エッセイ

昔ちょっとだけ狩人になりたかった

以前僕は、狩人になりたいと思っていた時期があった。
猟銃を手に野山を駆けまわり、鳥や獣を撃ち殺して食べたいと思っていたのだった。
自分自身、魚よりも肉が好きな事もあり、新鮮な肉を自分で調達できるという事に大きな魅力を感じていた。

しかし最近は考えが変わってしまった。

僕の行動原理の中核をなすものとして「自分がされたら嫌な事は他人にもしない」というものがあるのだけれど、最近は僕の意識の中の「他人」という、この枠の中に虫や動物も入ってきはじめているからだろう。

このような変化が訪れたのは、脳の中には感情を司る、大脳辺縁系というものがあるという話を見てからだと思う。

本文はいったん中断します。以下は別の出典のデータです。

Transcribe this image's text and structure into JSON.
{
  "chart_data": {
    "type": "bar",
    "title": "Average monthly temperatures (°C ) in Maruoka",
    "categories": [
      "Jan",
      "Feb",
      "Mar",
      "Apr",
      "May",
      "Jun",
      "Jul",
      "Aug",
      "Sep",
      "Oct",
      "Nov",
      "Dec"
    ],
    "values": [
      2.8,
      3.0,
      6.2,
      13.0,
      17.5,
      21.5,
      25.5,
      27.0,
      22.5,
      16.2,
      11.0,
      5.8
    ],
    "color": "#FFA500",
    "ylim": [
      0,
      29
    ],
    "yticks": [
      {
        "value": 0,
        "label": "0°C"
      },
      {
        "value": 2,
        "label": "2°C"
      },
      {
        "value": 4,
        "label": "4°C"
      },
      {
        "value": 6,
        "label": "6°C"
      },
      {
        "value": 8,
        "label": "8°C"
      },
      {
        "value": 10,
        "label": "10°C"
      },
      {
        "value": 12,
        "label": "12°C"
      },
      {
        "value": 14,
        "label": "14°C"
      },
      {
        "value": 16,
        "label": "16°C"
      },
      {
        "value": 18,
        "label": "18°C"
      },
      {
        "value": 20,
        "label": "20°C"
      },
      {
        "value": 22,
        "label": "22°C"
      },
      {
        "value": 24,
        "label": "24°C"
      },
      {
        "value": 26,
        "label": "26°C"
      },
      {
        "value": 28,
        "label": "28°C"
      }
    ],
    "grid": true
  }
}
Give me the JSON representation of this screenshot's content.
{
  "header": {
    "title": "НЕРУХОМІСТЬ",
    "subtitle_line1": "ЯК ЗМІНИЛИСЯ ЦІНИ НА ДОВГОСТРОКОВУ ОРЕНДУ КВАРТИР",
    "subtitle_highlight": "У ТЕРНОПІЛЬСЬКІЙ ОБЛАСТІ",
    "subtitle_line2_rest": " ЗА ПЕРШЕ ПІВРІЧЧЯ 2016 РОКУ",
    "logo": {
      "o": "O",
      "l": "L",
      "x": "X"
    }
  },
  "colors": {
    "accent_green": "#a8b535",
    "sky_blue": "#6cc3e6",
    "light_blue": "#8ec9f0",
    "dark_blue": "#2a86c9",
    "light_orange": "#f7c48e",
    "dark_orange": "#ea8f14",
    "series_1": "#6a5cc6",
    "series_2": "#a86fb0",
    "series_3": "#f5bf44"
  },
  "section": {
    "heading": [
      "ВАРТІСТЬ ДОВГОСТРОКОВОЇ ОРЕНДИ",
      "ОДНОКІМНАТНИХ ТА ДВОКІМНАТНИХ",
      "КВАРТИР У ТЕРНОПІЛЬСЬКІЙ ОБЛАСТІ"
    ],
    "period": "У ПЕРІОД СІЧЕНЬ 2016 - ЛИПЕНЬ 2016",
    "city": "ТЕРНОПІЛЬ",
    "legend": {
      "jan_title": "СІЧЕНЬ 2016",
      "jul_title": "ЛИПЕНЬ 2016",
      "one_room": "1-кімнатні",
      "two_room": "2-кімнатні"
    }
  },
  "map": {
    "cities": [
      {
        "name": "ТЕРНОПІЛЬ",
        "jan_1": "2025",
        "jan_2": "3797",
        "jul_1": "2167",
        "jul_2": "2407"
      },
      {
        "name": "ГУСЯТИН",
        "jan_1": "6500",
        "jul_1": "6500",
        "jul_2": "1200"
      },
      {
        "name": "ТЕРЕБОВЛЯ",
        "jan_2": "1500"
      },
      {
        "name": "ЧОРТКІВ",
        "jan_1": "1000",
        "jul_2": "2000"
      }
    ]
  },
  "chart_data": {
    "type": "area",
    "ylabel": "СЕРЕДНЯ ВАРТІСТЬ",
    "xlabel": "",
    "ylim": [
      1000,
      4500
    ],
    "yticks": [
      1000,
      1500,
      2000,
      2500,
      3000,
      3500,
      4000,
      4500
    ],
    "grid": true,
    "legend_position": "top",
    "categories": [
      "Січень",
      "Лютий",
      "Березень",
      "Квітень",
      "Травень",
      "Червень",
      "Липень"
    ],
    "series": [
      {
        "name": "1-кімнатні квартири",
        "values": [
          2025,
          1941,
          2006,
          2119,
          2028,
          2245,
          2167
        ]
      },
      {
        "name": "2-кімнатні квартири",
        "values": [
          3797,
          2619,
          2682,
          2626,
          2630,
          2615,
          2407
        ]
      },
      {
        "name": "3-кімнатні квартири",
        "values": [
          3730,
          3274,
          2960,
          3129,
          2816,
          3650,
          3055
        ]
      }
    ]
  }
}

この大脳辺縁系というのは脳のもっとも古い部位の一つであり、生きるために必要な本能的な感情を出す為に使われているらしい。

大脳辺縁系 – Wikipedia

そしてこの大脳辺縁系というのは哺乳類にはもちろん、鳥類や魚類にも存在する。

よって、おそらく「生きたい、死にたくない」といった感情は動物達も人間と同様に感じているのだろうと考えられる。というよりもむしろ、動物たちの方がより強い激情を感じている可能性もある。

我々人間は古い脳である大脳辺縁系を、論理性を司る新しい脳、大脳新皮質によって包み込む事で感情を抑制しているが、動物たちは人間に比べてそれが著しく小さい。

昆虫たちはまた脳の仕組みが全く違うらしいが、追いかけると逃げるところを見ると、やはりどうやら死にたくないらしい。
生きたいと願う気持ちは、何かしらの差はあるとしても、全ての生物に共通の物のようだ。
であれば可能な限り殺すのはやめよう、と思い至った。

毎日数え切れないほどの家畜や、養殖や野生の動物達が人間の為にと命を奪われている。
そんな現実を横目に、肉が大好きな僕はしょっちゅう動物の肉を食べている。

そんな状況で「何をきれいごとを」と言われても仕方がないとは自覚しているが、せめて僕自身は動物を殺さないで居たいと考えるようになった。

肉も魚も、店に行けばいつでも買える。
それらの動物たちの失われた命はもはや戻ってこないので、それはありがたくいただきたいと思う。

しかし自分の快楽の追求の為に、死ななくてもよかったかも知れない動物達の命を手にかける事はもう、望めないと思うようになった。

本日もG線上のきりんにおこしいただきありがとうございます。

ある動物は殺さなければ増えすぎてしまって困った事になる。
と言われてしまったら…それに関しては難しい。

「人間が増えすぎたので、あなたを間引きします。」なんて、
言われたくない僕は、言葉に詰まるだろう。